A Igreja do papa Francisco e a 61ª Assembleia da CNBB

O atual sucessor de São Pedro fustiga uma Igreja clerical, frisando constantemente que o batismo é o sacramento fundamental, que iguala a todos os membros da Igreja.

Por Edson Luiz Sampel

O papa Francisco envida esforços imanes na remodelação da Igreja. Ele não quer criar nada; anseia tão somente tornar a Igreja católica mais próxima da vontade fundacional de Jesus Cristo. Podemos também asseverar que o papa se estriba completamente nos princípios do Concílio Vaticano II e, com isso, também se aproxima do Cristo histórico.

As pessoas casadas em segundas núpcias, que antanho não podiam comungar, agora podem ao menos submeter seu caso concreto ao discernimento pastoral, para eventual recepção do santíssimo sacramento, conforme a exortação apostólica Amoris Laetitia, exarada em 2016. No presente pontificado, os pares homossexuais obtiveram direito líquido e certo a um sacramental, uma bênção, nos termos da declaração Fiducia Supplicans, emanada em dezembro de 2023. As mulheres talvez dentro em breve possam ser ordenadas diaconisas. Mas, o sumo pontífice não está forjando nova doutrina; trata-se de autêntico aprofundamento nos ditames do evangelho. Em nenhum momento, restou vulnerado qualquer dogma.

O papa Francisco, como nenhum outro bispo de Roma, tem combatido vorazmente a praga da pedofilia, expulsando padres e bispos que cometerem este hediondo delito (cânon 1398 do novo Direito Penal Canônico - 2021).

O atual sucessor de São Pedro fustiga uma Igreja clerical, frisando constantemente que o batismo é o sacramento fundamental, que iguala a todos os membros da Igreja. A propósito, no seu último livro, publicado em 1º de abril de 2024, o papa Francisco é enfático: “Devemos olhar para o futuro simplificando as coisas, tentando superar o clericalismo, a atitude de superioridade moral e de distanciamento em relação aos fiéis que se tornou uma doença, um flagelo!” (“Vida, a minha história através da História”, p. 286, in fine).

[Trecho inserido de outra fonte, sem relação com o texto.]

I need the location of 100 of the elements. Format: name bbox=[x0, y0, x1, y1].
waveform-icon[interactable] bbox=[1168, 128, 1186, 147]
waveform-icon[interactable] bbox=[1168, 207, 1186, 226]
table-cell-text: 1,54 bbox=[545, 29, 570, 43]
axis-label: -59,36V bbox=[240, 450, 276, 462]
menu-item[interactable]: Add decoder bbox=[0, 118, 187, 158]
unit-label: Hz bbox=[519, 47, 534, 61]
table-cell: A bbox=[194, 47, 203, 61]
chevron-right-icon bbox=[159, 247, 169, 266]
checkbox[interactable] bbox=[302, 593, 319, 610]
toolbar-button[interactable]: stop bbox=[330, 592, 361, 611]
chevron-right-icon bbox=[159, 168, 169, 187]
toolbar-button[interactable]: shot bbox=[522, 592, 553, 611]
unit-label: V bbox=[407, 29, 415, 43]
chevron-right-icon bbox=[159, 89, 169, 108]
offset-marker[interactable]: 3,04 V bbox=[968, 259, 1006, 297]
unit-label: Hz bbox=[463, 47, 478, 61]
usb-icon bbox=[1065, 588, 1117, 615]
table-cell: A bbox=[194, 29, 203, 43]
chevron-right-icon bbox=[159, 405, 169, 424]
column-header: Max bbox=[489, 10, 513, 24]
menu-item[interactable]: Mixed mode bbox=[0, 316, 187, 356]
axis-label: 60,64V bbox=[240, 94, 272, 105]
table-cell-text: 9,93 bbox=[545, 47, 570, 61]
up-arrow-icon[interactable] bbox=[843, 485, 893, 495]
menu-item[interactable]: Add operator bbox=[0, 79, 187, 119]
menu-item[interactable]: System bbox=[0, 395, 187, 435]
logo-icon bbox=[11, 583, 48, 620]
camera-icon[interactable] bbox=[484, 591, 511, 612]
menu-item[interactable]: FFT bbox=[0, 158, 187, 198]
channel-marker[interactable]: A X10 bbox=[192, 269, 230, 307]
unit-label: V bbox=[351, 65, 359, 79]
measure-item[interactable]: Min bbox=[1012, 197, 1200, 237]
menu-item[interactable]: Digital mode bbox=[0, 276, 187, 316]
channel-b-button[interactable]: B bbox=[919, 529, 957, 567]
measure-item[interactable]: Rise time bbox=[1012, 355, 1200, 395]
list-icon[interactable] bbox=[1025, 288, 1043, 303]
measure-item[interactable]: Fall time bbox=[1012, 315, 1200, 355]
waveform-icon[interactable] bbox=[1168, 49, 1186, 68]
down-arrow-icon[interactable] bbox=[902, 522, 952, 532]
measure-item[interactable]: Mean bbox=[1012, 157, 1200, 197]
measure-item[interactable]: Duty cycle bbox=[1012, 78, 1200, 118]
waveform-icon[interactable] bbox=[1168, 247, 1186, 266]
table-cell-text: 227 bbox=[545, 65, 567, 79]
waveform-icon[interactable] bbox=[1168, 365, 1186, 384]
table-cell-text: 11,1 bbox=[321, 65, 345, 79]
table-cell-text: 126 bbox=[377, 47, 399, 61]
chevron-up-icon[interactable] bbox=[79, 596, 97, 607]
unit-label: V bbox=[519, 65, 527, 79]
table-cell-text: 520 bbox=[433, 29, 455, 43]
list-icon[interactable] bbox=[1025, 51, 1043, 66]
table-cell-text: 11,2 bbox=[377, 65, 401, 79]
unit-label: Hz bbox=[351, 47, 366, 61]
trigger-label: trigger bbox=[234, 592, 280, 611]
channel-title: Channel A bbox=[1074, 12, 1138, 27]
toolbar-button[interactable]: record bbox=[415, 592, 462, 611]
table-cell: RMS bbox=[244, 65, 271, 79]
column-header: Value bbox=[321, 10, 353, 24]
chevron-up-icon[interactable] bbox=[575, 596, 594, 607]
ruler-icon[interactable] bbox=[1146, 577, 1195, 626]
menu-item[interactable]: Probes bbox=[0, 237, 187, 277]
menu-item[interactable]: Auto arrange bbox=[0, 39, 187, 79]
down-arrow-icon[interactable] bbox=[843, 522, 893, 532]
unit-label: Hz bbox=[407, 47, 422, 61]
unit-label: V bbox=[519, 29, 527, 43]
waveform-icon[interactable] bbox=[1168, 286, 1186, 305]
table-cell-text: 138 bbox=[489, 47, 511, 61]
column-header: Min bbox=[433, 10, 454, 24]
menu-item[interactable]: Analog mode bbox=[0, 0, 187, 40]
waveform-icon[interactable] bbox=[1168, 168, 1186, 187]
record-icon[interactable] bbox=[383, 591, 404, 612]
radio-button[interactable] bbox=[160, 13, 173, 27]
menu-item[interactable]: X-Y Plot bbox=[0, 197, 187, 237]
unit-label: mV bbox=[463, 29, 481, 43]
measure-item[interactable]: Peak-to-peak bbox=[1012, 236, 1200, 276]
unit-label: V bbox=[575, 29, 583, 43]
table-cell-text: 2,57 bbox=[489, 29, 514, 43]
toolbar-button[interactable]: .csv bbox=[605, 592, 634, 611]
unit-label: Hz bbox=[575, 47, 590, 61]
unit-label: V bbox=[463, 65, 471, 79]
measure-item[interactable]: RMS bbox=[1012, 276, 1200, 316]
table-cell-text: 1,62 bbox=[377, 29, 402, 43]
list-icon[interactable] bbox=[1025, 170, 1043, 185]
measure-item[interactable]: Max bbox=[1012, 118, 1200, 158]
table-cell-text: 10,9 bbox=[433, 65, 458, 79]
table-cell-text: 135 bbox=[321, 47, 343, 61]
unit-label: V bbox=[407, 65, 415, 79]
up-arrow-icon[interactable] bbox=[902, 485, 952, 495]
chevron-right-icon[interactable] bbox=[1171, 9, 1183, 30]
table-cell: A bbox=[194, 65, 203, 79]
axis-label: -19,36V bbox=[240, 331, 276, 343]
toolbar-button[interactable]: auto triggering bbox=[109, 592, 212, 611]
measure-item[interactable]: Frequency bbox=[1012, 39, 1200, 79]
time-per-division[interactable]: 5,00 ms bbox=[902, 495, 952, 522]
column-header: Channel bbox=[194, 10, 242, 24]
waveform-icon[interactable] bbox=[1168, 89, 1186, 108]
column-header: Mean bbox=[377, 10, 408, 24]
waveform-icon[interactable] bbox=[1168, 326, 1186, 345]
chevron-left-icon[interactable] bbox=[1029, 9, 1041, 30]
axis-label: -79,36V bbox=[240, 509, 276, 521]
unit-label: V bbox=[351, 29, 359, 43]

Neste diapasão, os leigos vêm ocupando postos importantes no governo da Igreja, principalmente na cúria romana, coadjuvando os padres, os quais passam a dispor de mais tempo para as tarefas sacramentais.

Pensando exatamente na nova abordagem do exercício do poder que o papa Francisco tem inculcado, a qual se traduz na corresponsabilidade entre todos os membros da Igreja Católica (os batizados), a Comissão Especial de Direito Canônico da 116ª Subseção da OAB-SP encaminhou um ofício a dom Jaime Spengler, presidente da CNBB, sugerindo uma mudança relevantíssima no recém-promulgado estatuto canônico da conferência episcopal. Deveras, o estatuto não prevê a participação dos leigos na assembleia geral, órgão de governo da CNBB que, entre outros assuntos, delibera acerca de questões pastorais do dia a dia dos fiéis (por exemplo, os tão polêmicos textos das últimas edições da Campanha da Fraternidade). O alvitre da comissão, para eventual exame este mês (abril de 2024), na 61ª Assembleia da CNBB, diz respeito precisamente à emenda do estatuto, com a convocação compulsória de um grupo de leigos, dos regionais da CNBB, para serem ouvidos durante a realização da assembleia.

É simplesmente incompreensível que o evangélico exemplo do papa Francisco, outorgando direito de voto a leigos no Sínodo da Sinodalidade ora em curso, não seja emulado pelo novel ordenamento jurídico da CNBB! Esclareça-se que o Sínodo é evento que originalmente congrega apenas bispos, tal como a CNBB.

Que o clericalismo seja lancetado do coração de clérigos e leigos, em prol da plena igualdade e responsabilidade entre os fiéis, injunção de Jesus e sonho do papa Francisco!

Edson Luiz Sampel é professor do Instituto Superior de Direito Canônico de Londrina.